Adapun awal tradisi mangngaru pada masa kerajaan  ketika terjadi peperangan, sang pangngaru atau yang melaksanakan angngaru ditunjuk tertentu sebagai pemegang bendera atau panji peperangan, ketika dalam peristiwa pasukan terdesak oleh lawan, maka pangngaru melakukan bate/bekas kaki diperjelas, lalu mnancpkan bendera diatas bate tersebut, sambil tangnnya mencabut badik, diiringi sumpah setia kepada pasukn dengan teriakan yang menggelagar untuk didengar oleh lawan, kawan ataupun botinglangi (penghuni langit) dengan tekad dan janji bahwa ” dirinya tak akan mundur dari bate/batas kaki yang telah menjadi penanda meski nyawa harus melayang.

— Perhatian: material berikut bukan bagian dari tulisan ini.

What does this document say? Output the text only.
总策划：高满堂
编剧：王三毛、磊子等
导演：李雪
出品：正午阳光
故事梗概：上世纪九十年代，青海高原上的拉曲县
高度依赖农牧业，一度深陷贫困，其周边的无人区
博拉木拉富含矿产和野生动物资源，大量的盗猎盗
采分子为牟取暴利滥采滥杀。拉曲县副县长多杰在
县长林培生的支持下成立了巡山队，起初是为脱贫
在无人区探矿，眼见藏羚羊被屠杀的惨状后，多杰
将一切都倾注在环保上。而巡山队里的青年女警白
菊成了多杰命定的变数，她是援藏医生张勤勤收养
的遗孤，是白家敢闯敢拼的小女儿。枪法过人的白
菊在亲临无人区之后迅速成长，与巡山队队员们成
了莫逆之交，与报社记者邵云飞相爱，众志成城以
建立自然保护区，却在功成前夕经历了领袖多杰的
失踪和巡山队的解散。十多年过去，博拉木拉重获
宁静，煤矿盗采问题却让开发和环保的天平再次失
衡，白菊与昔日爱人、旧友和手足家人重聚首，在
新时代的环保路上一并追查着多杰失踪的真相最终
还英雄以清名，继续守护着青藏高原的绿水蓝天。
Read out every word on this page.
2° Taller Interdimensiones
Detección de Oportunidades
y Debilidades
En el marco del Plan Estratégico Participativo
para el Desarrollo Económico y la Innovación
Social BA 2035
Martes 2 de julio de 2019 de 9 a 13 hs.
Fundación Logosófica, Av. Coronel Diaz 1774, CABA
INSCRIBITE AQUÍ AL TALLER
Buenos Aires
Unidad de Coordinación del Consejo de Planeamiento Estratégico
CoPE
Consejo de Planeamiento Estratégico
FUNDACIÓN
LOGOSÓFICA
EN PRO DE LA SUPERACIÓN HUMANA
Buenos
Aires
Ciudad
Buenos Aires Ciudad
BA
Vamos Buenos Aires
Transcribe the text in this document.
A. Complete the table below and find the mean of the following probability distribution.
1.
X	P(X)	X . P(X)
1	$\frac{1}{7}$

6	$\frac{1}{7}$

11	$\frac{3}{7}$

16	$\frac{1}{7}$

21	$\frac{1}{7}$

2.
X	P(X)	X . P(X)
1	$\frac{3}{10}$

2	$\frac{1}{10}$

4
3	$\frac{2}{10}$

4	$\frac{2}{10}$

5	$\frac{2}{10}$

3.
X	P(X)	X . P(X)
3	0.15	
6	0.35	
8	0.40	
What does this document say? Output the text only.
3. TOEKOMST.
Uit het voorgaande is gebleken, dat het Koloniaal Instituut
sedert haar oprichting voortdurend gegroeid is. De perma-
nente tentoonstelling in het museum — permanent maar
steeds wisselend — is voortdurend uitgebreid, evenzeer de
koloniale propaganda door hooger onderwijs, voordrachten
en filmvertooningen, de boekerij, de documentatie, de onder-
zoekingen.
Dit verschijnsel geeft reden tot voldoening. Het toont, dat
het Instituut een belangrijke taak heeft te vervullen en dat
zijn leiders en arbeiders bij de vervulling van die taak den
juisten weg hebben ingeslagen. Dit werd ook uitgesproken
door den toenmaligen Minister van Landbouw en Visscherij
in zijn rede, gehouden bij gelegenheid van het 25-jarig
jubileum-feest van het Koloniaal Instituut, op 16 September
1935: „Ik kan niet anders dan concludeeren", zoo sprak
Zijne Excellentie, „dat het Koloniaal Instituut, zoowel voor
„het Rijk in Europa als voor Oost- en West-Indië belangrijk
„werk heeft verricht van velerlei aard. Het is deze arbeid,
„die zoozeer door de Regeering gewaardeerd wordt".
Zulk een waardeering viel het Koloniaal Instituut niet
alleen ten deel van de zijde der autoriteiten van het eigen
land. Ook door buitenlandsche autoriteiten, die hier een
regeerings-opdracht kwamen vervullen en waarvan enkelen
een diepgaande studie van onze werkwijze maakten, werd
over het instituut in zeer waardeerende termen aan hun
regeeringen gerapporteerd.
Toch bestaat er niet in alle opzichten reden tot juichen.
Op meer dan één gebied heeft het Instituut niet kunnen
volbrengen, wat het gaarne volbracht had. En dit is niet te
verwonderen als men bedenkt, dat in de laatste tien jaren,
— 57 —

Melengkapi ulasan ini kami paparkan salah satu bait pertama dalam angngaru sbb:

Cini-cini sai Karaeng : ᨌᨗᨊᨗ-ᨌᨗᨊᨗ  ᨔᨕᨗ  ᨀᨑᨕᨙ

Bannang kebo ri Gowa : ᨅᨊ  ᨀᨙᨅᨚᨀ  ᨑᨗ ᨁᨚᨏ

Tassampea ri Galesong : ᨈᨔᨄᨙᨐ  ᨑᨗ ᨁᨒᨙᨔᨚ

Lambaraka ri Tanralili : ᨒᨅᨑᨀ   ᨑᨗ ᨈᨑᨒᨒᨗᨒᨗ

Nakkatepokang ujung : ᨊᨀᨈᨙᨄᨚᨀ  ᨕᨘᨍᨘ

Nakkareppekan pangngulu : ᨊᨀᨑᨙᨄᨙ

Tannga parang pi sallang Karaeng :

Nani ciniki… …. …… dst. :

Sehubungan dengan adanya distorsi dalam implementasi budaya luhur, perlu usaha untuk membentuk karakter Bugis-Massar masih berpegang teguh pada lempu, getteng, adatongeng, acca, demi keterikatan dalam janji ksetian ya ng keluar dari ucapan Pangngaru.

 

Daftar Pustaka:

Kaimuddin Mabbaco, dkk. (2011). Kearifan Budaya Lokal. Jakarta Pusat: PT Pustaka Indonesia Press.